What is successor liability?
Generally, in a merger, the merged entity is a continuation of the merging firms. The newly merged entity will take on all assets and liabilities of both firms, including any errors and omissions generated by the firms’ services prior to the merger. In other words, the merged entity, or survivor firm, can be held liable as a successor-in-interest for the prior acts of each of the merging firms even though the survivor firm did not perform any services prior to the transaction date.
By contrast, in an asset purchase, the acquiring firm will assume certain assets of the acquired firm. Unlike a merger, the acquiring firm generally does not assume the acquired firm’s liabilities — only its assets. Because the acquired firm still technically exists, it remains liable for its prior acts. The acquiring firm is liable for acts that occur after the transaction date. An asset purchase is often favored by acquiring firms because they can choose what to purchase and help avoid the prospect of unknown liabilities from the acquired firm.

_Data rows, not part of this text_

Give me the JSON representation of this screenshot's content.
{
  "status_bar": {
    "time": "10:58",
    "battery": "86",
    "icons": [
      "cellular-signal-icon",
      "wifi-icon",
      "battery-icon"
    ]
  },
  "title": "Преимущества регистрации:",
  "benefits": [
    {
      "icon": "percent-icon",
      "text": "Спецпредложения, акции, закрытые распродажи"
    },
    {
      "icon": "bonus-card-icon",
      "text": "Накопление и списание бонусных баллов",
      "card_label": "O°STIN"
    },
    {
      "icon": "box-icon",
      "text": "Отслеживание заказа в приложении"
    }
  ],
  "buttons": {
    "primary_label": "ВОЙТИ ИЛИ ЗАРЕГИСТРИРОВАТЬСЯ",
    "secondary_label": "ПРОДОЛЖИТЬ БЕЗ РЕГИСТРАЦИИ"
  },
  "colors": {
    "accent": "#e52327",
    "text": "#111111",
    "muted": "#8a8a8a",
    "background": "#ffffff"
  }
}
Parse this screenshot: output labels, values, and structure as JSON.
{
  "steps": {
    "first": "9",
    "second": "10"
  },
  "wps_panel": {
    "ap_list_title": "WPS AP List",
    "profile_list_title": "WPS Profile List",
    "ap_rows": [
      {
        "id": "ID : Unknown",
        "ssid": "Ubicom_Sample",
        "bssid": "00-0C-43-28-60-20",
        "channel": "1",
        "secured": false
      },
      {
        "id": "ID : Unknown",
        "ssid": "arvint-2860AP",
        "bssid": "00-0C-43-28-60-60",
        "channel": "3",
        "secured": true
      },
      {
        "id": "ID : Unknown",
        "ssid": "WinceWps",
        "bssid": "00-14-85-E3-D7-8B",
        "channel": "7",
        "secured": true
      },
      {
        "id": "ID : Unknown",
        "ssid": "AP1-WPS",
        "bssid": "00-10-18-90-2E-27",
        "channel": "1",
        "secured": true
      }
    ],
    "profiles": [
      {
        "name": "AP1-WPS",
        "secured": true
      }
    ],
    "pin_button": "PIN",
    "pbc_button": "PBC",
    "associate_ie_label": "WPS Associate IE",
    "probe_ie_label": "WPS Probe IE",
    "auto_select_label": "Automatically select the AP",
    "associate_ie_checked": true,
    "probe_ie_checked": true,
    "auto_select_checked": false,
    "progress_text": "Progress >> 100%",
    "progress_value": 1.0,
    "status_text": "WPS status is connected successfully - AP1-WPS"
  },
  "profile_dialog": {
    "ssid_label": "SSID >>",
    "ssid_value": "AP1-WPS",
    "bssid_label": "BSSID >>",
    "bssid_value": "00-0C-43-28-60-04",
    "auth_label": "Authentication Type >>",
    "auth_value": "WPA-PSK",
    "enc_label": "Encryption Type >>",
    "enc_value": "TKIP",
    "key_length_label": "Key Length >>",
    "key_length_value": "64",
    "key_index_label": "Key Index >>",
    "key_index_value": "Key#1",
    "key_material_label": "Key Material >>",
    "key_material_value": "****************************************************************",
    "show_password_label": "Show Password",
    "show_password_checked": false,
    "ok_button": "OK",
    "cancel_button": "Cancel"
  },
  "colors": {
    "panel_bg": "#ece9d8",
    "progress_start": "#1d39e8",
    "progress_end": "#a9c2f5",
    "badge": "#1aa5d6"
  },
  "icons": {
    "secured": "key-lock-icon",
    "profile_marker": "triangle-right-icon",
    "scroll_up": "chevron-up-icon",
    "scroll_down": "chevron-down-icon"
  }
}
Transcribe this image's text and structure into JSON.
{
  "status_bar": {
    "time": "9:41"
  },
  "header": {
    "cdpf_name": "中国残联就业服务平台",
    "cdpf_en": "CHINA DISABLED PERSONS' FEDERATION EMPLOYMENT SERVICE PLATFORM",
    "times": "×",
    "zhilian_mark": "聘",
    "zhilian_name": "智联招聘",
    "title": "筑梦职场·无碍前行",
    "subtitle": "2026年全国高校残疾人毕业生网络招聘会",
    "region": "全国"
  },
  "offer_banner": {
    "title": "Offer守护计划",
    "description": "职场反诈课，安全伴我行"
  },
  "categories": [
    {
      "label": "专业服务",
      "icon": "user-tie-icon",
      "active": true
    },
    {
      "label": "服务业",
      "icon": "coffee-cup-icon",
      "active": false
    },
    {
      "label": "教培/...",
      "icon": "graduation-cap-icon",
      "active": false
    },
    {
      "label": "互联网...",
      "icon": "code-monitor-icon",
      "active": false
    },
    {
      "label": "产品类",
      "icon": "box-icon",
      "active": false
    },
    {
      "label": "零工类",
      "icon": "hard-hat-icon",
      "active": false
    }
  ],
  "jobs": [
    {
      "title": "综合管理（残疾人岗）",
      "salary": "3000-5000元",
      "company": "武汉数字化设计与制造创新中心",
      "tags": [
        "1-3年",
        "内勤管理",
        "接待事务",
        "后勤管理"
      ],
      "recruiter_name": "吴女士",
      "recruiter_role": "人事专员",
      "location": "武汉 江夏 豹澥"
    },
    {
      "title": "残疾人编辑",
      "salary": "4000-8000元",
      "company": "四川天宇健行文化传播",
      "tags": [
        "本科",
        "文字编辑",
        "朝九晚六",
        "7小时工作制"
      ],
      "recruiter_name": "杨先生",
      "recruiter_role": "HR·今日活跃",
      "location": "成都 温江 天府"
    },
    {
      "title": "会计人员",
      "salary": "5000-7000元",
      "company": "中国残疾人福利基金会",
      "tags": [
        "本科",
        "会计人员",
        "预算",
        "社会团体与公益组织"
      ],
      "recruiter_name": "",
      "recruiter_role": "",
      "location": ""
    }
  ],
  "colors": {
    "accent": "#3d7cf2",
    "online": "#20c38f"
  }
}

Avoiding the risk of successor liability
Even if a transaction is structured as an asset purchase, the acquiring firm may still be at risk. How? Although the words “acquisition” and “merger” are used interchangeably in everyday vernacular, they are not the same thing. Referring to an asset purchase as a “merger” in internal or external communications can create an issue of fact as to whether an acquiring firm assumed the liabilities of an acquired firm. Plaintiffs’ attorneys may seize upon such mischaracterizations to allege that an acquiring firm is actually a merged entity and, thus, the acquiring firm is liable for the acts prior to the transaction date of the acquired firm.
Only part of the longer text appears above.